On Thu, Dec 06, 2012 at 01:12:52PM +0200, Michael S. Tsirkin wrote:
> This is not a qemu issue. This is a biosdevname/VMware issue.
> biodevname has this code:
> 
> /*
>   Algorithm suggested by:
>   http://kb.vmware.com/selfservice/microsites/search.do?language=en_US&cmd=displayKC&externalId=1009458
> */
> 
> static int
> running_in_virtual_machine (void)
> {
>     u_int32_t eax=1U, ecx=0U;
> 
>     ecx = cpuid (eax, ecx);
>     if (ecx & 0x80000000U)
>        return 1;
>     return 0;
> }
> 
> So it just looks for a hypervisor.
> 
> It should look at the hypervisor leaf
> and either blacklist vmware specifically or whitelist kvm.
> 
> Please open (preferably urgent prio) bugzilla for biosdevname component
> so we can fix it in F18, cc me.
> I can write you a patch but maintainer needs to apply it.

Comment 1 Václav Pavlín 2012-12-07 10:04:07 UTC
Hi,
Why is this biosdevname issue? I went through the thread but I am not sure how is the random naming related to biosdevname - biosdevname should terminate itself if it is in virtual machine. The problem you see there is that it terminates, or that it doesn't terminate? This was not clear from the thread for me.

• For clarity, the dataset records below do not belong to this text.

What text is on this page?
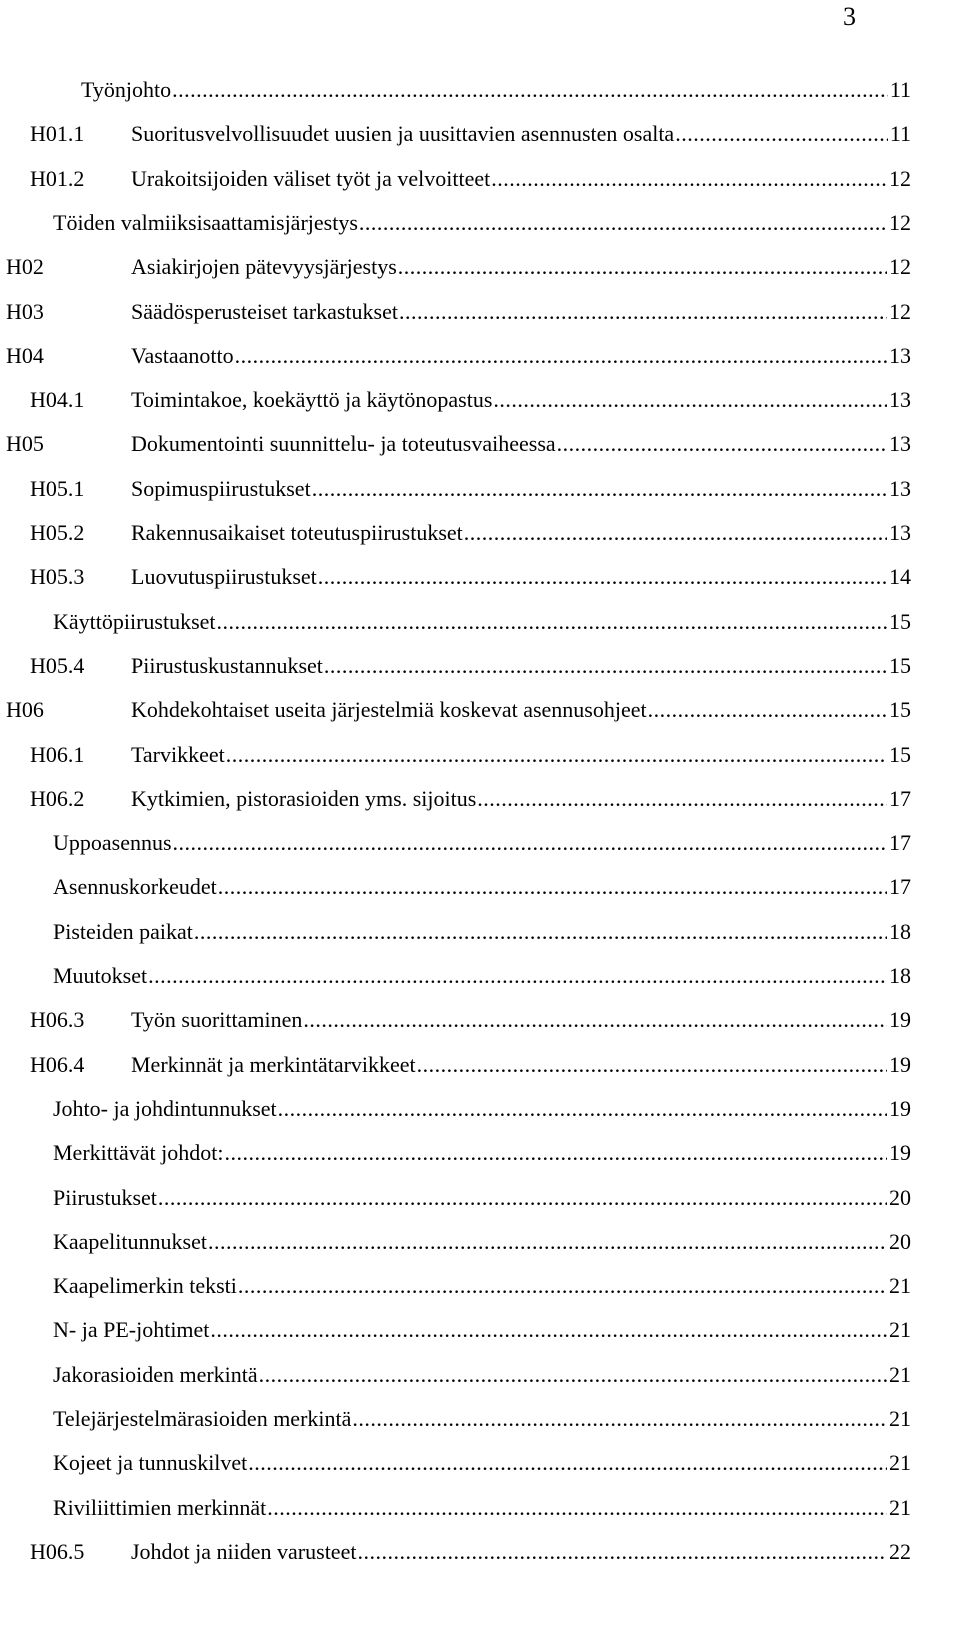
3
Työnjohto .....	11
H01.1 Suoritusvelvollisuudet uusien ja uusittavien asennusten osalta .....	11
H01.2 Urakoitsijoiden väliset työt ja velvoitteet .....	12
Töiden valmiiksisaattamisjärjestys .....	12
H02	Asiakirjojen pätevyysjärjestys .....	12
H03	Säädösperusteiset tarkastukset .....	12
H04	Vastaanotto .....	13
H04.1 Toimintakoe, koekäyttö ja käytönopastus .....	13
H05	Dokumentointi suunnittelu- ja toteutusvaiheessa .....	13
H05.1 Sopimuspiirustukset .....	13
H05.2 Rakennusaikaiset toteutuspiirustukset .....	13
H05.3 Luovutuspiirustukset .....	14
Käyttöpiirustukset .....	15
H05.4 Piirustuskustannukset .....	15
H06	Kohdekohtaiset useita järjestelmiä koskevat asennusohjeet .....	15
H06.1 Tarvikkeet .....	15
H06.2 Kytkimien, pistorasioiden yms. sijoitus .....	17
Uppoasennus .....	17
Asennuskorkeudet .....	17
Pisteiden paikat .....	18
Muutokset .....	18
H06.3 Työn suorittaminen .....	19
H06.4 Merkinnät ja merkintätarvikkeet .....	19
Johto- ja johdintunnukset .....	19
Merkittävät johdot: .....	19
Piirustukset .....	20
Kaapelitunnukset .....	20
Kaapelimerkin teksti .....	21
N- ja PE-johtimet .....	21
Jakorasioiden merkintä .....	21
Telejärjestelmärasioiden merkintä .....	21
Kojeet ja tunnuskilvet .....	21
Riviliittimien merkinnät .....	21
H06.5 Johdot ja niiden varusteet .....	22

Michael, if you are sure it is biosdevname problem, please provide the patch and I will apply it.

Thanks,
Vaclav

Comment 2 Michael S. Tsirkin 2012-12-07 12:35:26 UTC
I think the problem is that it terminates.
Why does it want to terminate on a VM?
The reason to terminate is apparently that vmware does not
emulate a pci bus so biosdevname makes no sense? but kvm does
emulate pci with consistent addresses same as a physical machine.
Generally I see two possible approaches:
- detect a pci device and do not terminate even on vm
- detect kvm and do not terminate even on vm

Thoughts?

Comment 3 jordan hargrave 2012-12-10 16:14:07 UTC
kvm guests do not have the knowledge (SMBIOS table or etc) of the physical machine to guest hardware mapping know if a NIC is really embedded or an add-in card.  biosdevname should just terminate if running in a guest OS and all NICs should be named ethX.  Unfortunately it appears the CPUID instruction ECX bit is not correctly implemented in some CPUs/kernels.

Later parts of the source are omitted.